Vadim Bavikin

Personal information
- Native name: Вадим Бавыкин
- National team: Israel
- Citizenship: Israeli, Soviet
- Born: October 4, 1970 (age 55) Soviet Union

Sport
- Sport: Athletics
- Event: Javelin throw

Achievements and titles
- Personal best: 81.94 metres (June 2004, Zaragoza)

= Vadim Bavikin =

USSR-born Israeli javelin thrower

Vadim Bavikin (Вадим Бавыкин; born 4 October 1970) is a USSR-born Israeli javelin thrower.

He was originally a Soviet citizen, and went to a boarding school for talented athletes there. He emigrated to Israel in 1990.

He finished tenth for Israel at the 1991 World Championships in Tokyo. He later competed at the World Championships in 1993, 2001, 2003 and 2005. He competed as well for Israel at the 1992 Olympics in Barcelona without reaching the final round.

In 1994, Bavikin tested positive for steroids in a blood test. He was banned for almost four years.

His personal best throw is 81.94 metres, achieved in June 2004 in Zaragoza, Spain.
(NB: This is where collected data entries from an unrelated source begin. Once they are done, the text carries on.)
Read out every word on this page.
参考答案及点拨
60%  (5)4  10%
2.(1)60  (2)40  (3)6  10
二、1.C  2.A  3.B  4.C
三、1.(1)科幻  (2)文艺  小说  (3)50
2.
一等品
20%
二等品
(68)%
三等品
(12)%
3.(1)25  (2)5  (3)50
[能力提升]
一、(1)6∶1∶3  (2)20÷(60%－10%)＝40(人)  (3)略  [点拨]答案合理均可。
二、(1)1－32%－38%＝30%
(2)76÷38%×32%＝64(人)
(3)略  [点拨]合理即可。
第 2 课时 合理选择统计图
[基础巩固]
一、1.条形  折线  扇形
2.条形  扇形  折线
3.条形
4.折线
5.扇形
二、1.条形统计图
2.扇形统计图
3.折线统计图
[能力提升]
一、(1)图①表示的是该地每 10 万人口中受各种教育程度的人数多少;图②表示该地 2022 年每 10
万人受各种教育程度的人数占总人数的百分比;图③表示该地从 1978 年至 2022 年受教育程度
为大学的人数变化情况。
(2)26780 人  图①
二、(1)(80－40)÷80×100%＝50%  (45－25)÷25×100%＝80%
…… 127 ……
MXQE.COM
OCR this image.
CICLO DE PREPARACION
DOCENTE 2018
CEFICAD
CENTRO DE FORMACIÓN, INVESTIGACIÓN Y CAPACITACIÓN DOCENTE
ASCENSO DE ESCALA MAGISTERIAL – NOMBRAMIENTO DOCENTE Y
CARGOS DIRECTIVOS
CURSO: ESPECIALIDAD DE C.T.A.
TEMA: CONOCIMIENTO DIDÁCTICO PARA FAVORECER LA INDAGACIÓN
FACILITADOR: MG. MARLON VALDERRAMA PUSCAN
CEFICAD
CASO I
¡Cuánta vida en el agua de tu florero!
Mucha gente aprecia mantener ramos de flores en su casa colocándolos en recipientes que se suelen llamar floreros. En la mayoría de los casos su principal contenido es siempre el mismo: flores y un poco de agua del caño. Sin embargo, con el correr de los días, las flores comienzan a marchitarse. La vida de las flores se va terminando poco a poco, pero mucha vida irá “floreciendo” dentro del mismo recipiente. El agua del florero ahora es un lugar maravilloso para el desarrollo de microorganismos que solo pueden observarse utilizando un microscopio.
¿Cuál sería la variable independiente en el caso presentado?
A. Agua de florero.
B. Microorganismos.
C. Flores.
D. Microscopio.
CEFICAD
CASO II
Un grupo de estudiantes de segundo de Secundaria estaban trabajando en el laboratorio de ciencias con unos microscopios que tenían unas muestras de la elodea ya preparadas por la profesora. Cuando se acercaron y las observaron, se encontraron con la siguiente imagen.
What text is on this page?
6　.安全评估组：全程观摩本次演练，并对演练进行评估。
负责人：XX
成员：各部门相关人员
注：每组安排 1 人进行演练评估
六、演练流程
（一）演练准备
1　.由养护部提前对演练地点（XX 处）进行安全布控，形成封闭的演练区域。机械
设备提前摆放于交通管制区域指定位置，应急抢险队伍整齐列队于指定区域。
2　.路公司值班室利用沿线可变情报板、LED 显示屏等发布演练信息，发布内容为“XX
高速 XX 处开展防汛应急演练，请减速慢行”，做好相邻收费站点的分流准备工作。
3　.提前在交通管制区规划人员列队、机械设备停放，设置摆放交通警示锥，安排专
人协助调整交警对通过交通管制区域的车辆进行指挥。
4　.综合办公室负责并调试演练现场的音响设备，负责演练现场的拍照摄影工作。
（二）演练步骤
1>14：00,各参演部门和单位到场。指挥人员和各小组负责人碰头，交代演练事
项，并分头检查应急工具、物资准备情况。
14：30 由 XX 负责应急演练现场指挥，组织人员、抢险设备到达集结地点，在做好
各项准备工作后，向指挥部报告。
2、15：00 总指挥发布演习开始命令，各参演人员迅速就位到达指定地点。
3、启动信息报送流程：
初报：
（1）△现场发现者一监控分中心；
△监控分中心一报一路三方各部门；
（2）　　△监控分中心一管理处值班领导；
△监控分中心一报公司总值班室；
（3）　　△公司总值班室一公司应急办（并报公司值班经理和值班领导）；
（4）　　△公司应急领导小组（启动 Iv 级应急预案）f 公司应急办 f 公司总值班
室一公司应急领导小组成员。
This is the Israeli record.

==Achievements==
Representing ISR
| 1991 | World Championships | Tokyo, Japan | 10th | 77.18 m |
| 1993 | World Championships | Stuttgart, Germany | 16th | 76.98 m |
| 2001 | World Championships | Edmonton, Canada | 22nd | 77.91 m |
| 2002 | European Championships | Munich, Germany | 19th | 77.73 m |
| 2003 | World Championships | Paris, France | 13th | 77.06 m |
| 2005 | World Championships | Helsinki, Finland | 28th | 66.74 m |
| 2006 | European Championships | Gothenburg, Sweden | 24th | 66.93 m |

| Year | Competition | Venue | Position | Notes |
Representing Israel
| 1991 | World Championships | Tokyo, Japan | 10th | 77.18 m |
| 1993 | World Championships | Stuttgart, Germany | 16th | 76.98 m |
| 2001 | World Championships | Edmonton, Canada | 22nd | 77.91 m |
| 2002 | European Championships | Munich, Germany | 19th | 77.73 m |
| 2003 | World Championships | Paris, France | 13th | 77.06 m |
| 2005 | World Championships | Helsinki, Finland | 28th | 66.74 m |
| 2006 | European Championships | Gothenburg, Sweden | 24th | 66.93 m |

==Seasonal bests by year==
- 1988 - 63.80
- 1989 - 69.70
- 1990 - 70.80
- 1991 - 81.56
- 1992 - 77.30
- 1993 - 78.48
- 1994 - 67.16
- 1998 - 76.45
- 1999 - 76.80
- 2000 - 80.48
- 2001 - 80.54
- 2002 - 81.68
- 2003 - 80.95
- 2004 - 81.94
- 2005 - 77.57
- 2006 - 77.13
- 2007 - 73.51

== IAAF controversy ==
Vadim Bavikin emigrated to Israel in 1990. International Amateur Athletic Federation (IAAF) requires an emigrating citizen to live for three years in a new country before competing. However, the president of the Soviet track and field federation, Igor Ter-Ovanesyan, signed an agreement that allowed recent Soviet emigres to Israel to compete after just one year of residence.

The agreement enabled Israel to add three athletes — Igor Avrunin in the shot-put and discus, Vadim Bavikin in the javelin and Vladimir Ostrovskiy in the 20-kilometer walk — to its team of Rogel Nachum (men's triple jump) and Orit Kolodni (women's 200 and 400 meters).

Thanks to this agreement Vadim Bavikin was able to participate at the 1991 World Championship in Tokyo and the 1992 Olympics in Barcelona.